In general, the simple understanding of the mechanisms of action of PDT and pharmacological aspects of PS can be used for selective targeting: by passive methods, by target modulation or by active targeting using conjugated PS into cell markers. The development of these techniques is promising and will create more efficient treatments.
Low-Level Light Therapy
The use of low-level light therapy (LLLT) has been described for pain treatment, anti-inflammatory effect, wound healing, infections and many other indications, amid certain skepticism among scientists and clinicians. Recently, excellent studies have been published suggesting clinical efficacy and explaining some of the molecular biological mechanisms involved. So far, the exact response pathways are not completely known, but evidence points toward photochemical modification of mitochondrial functions. There are many variables involved such as light wavelength, irradiance, pulsing, and delivered light dose. The understanding of these factors is fundamental for choosing appropriate clinical indications and optimal parameters. It is also important to note that different cell types might respond differently to light.
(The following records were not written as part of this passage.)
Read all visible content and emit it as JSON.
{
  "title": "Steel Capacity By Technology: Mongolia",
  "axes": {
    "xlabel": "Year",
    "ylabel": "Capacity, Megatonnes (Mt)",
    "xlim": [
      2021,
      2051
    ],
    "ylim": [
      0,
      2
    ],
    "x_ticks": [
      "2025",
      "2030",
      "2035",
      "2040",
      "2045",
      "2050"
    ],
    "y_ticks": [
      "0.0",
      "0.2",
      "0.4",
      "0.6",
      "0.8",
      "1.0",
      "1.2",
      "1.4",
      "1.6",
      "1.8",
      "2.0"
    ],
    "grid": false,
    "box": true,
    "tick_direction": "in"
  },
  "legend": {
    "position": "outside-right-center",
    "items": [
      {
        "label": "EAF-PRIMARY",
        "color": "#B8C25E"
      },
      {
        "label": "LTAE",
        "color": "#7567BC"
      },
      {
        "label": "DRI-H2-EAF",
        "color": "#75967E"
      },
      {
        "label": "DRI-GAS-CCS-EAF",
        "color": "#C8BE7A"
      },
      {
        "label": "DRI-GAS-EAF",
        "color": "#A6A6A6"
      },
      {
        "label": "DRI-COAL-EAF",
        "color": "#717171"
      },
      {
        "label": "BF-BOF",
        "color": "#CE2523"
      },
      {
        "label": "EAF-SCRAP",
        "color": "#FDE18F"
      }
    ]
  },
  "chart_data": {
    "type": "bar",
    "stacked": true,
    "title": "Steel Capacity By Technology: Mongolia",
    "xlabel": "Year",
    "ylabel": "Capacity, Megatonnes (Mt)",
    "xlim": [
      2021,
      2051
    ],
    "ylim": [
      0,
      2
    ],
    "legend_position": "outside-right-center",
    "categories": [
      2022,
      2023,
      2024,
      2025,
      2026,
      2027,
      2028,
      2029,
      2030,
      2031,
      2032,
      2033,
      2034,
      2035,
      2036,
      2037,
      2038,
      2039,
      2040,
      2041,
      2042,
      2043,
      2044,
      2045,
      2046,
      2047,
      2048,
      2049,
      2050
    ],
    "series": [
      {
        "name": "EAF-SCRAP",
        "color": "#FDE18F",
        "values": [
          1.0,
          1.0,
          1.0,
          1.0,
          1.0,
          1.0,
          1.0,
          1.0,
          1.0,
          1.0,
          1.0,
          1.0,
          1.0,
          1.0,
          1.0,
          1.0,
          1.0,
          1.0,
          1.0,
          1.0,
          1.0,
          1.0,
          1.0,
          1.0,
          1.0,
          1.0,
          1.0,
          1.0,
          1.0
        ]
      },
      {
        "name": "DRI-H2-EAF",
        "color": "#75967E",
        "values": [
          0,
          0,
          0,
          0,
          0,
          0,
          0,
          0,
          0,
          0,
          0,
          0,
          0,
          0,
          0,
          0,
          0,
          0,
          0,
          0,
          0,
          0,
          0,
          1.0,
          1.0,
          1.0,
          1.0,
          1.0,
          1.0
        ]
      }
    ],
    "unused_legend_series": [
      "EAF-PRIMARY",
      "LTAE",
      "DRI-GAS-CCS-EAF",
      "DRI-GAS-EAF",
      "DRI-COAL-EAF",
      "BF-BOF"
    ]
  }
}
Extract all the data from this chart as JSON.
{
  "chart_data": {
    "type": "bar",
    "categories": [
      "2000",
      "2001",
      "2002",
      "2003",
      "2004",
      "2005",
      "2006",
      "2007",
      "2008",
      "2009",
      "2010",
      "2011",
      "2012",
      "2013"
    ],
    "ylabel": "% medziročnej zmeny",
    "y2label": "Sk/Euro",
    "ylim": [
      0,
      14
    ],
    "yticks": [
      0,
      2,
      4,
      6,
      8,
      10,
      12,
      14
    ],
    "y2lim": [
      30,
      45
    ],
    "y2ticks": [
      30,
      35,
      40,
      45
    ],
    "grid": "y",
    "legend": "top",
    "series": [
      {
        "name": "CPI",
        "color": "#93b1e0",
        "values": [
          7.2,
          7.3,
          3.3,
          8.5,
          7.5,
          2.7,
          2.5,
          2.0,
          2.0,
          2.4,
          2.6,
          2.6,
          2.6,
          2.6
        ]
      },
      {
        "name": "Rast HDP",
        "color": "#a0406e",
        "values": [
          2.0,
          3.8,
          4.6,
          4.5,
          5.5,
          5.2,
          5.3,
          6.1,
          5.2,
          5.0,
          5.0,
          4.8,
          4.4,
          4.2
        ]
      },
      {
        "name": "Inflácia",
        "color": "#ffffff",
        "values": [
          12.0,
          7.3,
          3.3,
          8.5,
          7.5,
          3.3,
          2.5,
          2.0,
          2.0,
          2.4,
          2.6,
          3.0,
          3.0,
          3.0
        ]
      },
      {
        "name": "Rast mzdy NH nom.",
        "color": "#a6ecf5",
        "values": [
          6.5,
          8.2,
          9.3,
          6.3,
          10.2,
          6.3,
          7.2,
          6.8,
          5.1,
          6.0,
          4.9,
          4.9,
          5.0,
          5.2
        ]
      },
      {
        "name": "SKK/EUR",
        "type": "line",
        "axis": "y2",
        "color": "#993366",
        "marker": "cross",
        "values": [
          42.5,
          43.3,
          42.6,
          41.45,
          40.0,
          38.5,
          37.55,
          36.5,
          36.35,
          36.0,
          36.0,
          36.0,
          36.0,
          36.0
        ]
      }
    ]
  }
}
There are many possible primary chromophores identified in the LLLT process, especially in mitochondria28 (Table 2). Several mitochondrial signaling pathways can be changed such as: redox sensitive pathway, cyclic AMP-dependant signaling, nitric oxide control of respiration and other pathways.28,36
Table 2
Identified LLLT mitochondrial molecular targets and mechanisms of action
Cellular targets | Function | Wavelength | Mechanisms of action |
---|---|---|---|
Cytochrome c oxidase | Cell respiration | Red-NIR | Stimulatory effect29 |
630, 632.78, 650, 660, 725, 820 nm | Increased RNA and protein synthesis30 | ||
Increased proton electrochemical potential and ATP synthesis31 | |||
Photoactive porphyrins | Heme synthesis | Visible | Cell proliferation |
∼410 nm | Tissue stimulation34 | ||
∼500, 540, 585 nm | |||
630 nm | |||
Flavoproteins35 | Initiate free radical reactions | <500 nm | ↓ Oxidative stress |
DNA repair | |||
Apoptosis |
In dermatology, LLLT has been used but not yet well developed or optimized for given applications. Hopefully this will ensure based on great evidence.